Suzanne Marie Russell has been working with ceramics since 2017. Russell challenges preconceived ideas about how ceramic objects are understood by taking them out of domestic space and proposing a new context in which to see them. By using clay to make objects that have no practical function and refuse the conventional values of skill and beauty, her goal is to make art work that negotiates the uncomfortable space of the abject body and gives ceramics a non-craft identity. Russell constructs anthropomorphic objects that are in some way ridiculous, unstable or exaggerated. She is interested in the ways in which clay as a material can elicit and hold the emotional states and marks of the maker: how clay objects can embody information in the form an energy that reflects the act of making and the meaning of the work.

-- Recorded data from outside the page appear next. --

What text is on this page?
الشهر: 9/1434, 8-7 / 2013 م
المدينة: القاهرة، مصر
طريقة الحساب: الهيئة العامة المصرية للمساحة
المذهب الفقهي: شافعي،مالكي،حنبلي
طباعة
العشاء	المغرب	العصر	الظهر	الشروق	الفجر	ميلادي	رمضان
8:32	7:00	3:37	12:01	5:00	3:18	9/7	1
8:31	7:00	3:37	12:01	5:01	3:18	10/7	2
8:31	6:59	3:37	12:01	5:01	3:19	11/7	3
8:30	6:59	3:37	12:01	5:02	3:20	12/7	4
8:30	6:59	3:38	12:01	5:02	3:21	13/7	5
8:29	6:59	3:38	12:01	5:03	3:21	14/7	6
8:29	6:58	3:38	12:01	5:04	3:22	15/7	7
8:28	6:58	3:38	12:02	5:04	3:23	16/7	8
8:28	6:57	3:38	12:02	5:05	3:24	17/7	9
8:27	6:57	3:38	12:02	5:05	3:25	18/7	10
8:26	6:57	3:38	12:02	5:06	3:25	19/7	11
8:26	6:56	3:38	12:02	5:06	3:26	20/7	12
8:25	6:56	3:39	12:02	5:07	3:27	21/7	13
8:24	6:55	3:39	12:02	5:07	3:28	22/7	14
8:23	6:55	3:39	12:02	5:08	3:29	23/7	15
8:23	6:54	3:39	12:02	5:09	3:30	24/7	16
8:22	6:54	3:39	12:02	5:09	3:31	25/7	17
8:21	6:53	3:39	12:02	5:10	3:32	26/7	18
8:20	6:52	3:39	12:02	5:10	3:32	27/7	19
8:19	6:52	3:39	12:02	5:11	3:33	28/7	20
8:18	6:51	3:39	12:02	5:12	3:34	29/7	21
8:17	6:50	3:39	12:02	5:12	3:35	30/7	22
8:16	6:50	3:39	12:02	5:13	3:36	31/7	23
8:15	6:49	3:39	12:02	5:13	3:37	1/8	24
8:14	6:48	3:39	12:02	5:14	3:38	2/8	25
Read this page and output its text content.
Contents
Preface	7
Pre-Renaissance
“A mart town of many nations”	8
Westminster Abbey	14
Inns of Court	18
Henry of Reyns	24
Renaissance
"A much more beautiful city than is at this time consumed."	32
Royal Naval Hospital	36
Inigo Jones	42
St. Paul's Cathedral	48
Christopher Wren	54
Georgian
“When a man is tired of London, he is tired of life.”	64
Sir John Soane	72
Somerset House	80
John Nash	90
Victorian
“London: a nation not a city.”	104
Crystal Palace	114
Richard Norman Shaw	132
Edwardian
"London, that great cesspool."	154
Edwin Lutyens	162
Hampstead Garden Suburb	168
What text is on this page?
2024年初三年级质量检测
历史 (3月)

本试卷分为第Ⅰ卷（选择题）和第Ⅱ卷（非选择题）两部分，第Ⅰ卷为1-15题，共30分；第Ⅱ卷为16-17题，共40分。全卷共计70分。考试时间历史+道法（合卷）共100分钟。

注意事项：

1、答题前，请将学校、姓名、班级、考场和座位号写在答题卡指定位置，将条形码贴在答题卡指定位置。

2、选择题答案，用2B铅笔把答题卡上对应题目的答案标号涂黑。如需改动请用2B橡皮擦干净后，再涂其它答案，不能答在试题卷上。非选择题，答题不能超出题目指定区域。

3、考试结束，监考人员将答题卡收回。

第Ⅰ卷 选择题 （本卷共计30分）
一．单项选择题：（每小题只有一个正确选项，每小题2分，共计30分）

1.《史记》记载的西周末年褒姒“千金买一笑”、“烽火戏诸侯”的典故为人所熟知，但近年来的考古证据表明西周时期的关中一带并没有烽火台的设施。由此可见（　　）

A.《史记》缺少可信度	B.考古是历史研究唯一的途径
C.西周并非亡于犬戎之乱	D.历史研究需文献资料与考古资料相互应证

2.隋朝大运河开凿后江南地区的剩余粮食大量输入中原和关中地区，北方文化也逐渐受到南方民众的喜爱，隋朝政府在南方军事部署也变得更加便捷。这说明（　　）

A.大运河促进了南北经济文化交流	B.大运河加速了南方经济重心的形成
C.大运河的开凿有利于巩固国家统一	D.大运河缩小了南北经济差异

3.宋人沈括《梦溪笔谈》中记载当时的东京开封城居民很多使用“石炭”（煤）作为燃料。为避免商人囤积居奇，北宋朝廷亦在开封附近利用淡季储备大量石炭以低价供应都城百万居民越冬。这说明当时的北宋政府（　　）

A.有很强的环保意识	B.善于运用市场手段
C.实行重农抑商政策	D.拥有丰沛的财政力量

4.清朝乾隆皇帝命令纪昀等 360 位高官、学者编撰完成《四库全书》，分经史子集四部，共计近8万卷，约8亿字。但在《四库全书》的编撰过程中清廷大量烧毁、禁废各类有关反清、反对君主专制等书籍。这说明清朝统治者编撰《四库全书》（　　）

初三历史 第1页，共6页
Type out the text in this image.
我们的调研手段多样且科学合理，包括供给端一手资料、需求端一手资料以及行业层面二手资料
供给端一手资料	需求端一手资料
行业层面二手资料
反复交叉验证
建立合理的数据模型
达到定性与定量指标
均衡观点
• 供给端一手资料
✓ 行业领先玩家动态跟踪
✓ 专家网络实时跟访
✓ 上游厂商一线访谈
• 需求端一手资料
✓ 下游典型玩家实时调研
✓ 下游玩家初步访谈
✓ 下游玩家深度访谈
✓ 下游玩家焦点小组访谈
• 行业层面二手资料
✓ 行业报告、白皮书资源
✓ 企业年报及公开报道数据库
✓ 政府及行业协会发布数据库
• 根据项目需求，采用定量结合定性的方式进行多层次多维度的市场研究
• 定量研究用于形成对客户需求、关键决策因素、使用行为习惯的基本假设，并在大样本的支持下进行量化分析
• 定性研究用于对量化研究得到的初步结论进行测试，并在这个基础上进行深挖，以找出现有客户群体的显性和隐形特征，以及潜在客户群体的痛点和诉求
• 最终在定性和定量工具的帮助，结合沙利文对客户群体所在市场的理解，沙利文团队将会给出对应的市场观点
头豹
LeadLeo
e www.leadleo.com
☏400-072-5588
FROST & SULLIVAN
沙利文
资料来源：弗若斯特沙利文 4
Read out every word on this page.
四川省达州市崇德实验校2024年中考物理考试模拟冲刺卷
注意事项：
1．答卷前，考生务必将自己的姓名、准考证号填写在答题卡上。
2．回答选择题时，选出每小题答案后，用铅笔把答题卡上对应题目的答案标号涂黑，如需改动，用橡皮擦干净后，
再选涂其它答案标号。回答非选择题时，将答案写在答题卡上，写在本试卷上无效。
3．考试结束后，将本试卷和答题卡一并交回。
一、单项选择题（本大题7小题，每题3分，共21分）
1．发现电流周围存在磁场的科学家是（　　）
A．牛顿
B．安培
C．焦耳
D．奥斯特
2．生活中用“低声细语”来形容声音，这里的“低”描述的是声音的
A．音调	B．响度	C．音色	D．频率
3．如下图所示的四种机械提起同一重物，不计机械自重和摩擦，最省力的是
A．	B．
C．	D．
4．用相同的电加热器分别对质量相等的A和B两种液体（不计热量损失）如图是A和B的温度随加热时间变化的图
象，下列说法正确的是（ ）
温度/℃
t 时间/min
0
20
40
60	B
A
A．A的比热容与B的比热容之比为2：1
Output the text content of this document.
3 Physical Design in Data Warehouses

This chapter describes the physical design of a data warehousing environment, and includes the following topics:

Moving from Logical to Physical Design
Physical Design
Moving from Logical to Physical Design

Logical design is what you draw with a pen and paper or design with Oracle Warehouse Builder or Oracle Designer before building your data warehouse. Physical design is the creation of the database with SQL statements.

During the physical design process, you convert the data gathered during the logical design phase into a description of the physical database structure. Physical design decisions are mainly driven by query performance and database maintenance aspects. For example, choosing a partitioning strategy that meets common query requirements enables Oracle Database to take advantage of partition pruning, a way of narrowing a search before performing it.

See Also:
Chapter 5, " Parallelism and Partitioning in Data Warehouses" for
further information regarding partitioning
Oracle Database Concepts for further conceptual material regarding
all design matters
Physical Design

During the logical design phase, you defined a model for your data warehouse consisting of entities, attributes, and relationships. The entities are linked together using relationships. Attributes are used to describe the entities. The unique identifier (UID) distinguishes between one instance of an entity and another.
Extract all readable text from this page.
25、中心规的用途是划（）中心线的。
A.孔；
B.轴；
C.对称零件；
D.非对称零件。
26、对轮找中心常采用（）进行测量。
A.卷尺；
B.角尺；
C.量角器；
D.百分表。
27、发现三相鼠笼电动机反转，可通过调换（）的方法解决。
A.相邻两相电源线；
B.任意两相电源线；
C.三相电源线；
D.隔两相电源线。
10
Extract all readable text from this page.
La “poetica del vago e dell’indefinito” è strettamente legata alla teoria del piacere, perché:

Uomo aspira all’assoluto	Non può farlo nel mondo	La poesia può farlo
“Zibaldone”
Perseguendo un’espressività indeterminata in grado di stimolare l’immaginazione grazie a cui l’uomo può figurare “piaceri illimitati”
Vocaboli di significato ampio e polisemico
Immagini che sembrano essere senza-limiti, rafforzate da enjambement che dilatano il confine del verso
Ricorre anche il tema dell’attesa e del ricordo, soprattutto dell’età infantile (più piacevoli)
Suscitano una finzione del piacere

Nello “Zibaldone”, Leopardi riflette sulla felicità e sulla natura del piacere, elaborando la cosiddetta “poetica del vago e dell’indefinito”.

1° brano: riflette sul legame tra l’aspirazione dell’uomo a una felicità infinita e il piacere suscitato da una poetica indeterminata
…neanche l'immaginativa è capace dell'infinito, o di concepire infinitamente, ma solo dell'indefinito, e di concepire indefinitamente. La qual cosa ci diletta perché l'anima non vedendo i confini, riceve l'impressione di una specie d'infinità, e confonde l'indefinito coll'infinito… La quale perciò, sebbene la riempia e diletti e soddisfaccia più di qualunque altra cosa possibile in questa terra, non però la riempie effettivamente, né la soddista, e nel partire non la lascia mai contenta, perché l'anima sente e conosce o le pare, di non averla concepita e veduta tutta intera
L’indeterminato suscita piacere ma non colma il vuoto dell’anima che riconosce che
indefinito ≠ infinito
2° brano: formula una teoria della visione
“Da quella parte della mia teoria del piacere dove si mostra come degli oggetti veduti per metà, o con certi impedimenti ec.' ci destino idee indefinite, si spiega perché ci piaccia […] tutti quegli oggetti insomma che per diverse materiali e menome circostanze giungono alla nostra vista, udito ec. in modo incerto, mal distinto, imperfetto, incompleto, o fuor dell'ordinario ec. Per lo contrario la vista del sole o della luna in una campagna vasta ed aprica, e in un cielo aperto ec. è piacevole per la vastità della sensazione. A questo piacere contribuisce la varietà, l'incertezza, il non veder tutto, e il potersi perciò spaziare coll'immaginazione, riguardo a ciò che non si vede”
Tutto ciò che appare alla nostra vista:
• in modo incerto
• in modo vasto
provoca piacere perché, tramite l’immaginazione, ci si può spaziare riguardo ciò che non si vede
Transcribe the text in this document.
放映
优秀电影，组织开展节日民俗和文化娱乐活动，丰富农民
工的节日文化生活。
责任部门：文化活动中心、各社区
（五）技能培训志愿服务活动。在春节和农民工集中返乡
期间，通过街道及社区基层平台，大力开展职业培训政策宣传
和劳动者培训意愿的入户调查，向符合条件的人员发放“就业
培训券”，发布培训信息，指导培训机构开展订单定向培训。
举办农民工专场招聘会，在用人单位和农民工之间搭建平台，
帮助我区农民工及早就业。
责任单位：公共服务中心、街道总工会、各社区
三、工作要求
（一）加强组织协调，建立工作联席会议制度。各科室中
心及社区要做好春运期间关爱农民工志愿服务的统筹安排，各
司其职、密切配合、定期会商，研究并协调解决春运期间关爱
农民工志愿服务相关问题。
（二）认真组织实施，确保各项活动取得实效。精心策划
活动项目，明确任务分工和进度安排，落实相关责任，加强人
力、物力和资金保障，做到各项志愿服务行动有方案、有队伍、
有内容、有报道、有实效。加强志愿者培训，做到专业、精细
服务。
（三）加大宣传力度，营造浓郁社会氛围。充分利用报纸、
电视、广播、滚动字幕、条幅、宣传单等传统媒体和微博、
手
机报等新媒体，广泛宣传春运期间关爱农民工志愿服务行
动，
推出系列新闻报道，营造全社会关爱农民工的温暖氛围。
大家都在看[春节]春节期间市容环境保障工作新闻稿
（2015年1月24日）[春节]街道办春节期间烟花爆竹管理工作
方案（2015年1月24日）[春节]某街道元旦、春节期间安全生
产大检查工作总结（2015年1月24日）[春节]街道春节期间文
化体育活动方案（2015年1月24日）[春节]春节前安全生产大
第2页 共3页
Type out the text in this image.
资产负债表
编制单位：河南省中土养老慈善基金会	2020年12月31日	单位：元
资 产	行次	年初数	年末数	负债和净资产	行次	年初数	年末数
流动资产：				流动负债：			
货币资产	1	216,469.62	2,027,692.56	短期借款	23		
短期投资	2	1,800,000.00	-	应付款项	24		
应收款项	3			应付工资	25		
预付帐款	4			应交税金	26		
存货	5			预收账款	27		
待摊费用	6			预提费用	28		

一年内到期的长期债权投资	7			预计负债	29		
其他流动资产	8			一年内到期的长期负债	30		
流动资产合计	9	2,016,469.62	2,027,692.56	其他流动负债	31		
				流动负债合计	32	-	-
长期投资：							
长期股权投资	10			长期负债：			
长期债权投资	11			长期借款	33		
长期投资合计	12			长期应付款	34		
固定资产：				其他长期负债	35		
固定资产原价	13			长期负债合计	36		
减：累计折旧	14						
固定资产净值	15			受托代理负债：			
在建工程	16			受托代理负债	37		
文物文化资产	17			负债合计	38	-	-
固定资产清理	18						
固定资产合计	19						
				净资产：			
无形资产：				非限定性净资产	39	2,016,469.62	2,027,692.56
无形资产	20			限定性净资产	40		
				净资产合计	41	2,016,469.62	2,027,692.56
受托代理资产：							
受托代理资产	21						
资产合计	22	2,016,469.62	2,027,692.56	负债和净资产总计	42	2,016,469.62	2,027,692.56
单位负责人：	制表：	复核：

While single works can be read as creatures with complex psychological lives, by putting two or more works together Russell creates relationships that suggest places, activities or narratives.

   
Russell is interested in the tension between form and surface, and she obsessively mark the surfaces of her objects as she builds them. Russell’s ritualistic approach invokes many different cultural histories within the ceramic tradition, specifically fertility and burial rituals that use figures, animals, deities, tools, bowls, funerary vases, cylindrical and abstract grave markers, houses, and warriors. She investigate ideas of exteriority and interiority, and many of her objects look anatomical and reference Freud’s ideas of Eros (sex drive) and Thanatos (death drive). Some of Russell’s objects are closed and refuse to reveal any core. Other objects are broken open to reveal something about how they were made or how the heat of the kiln during firing affected the color of the clay. Russell often recombine parts of objects made at different times to create hybrids that would be impossible to make outside of this process.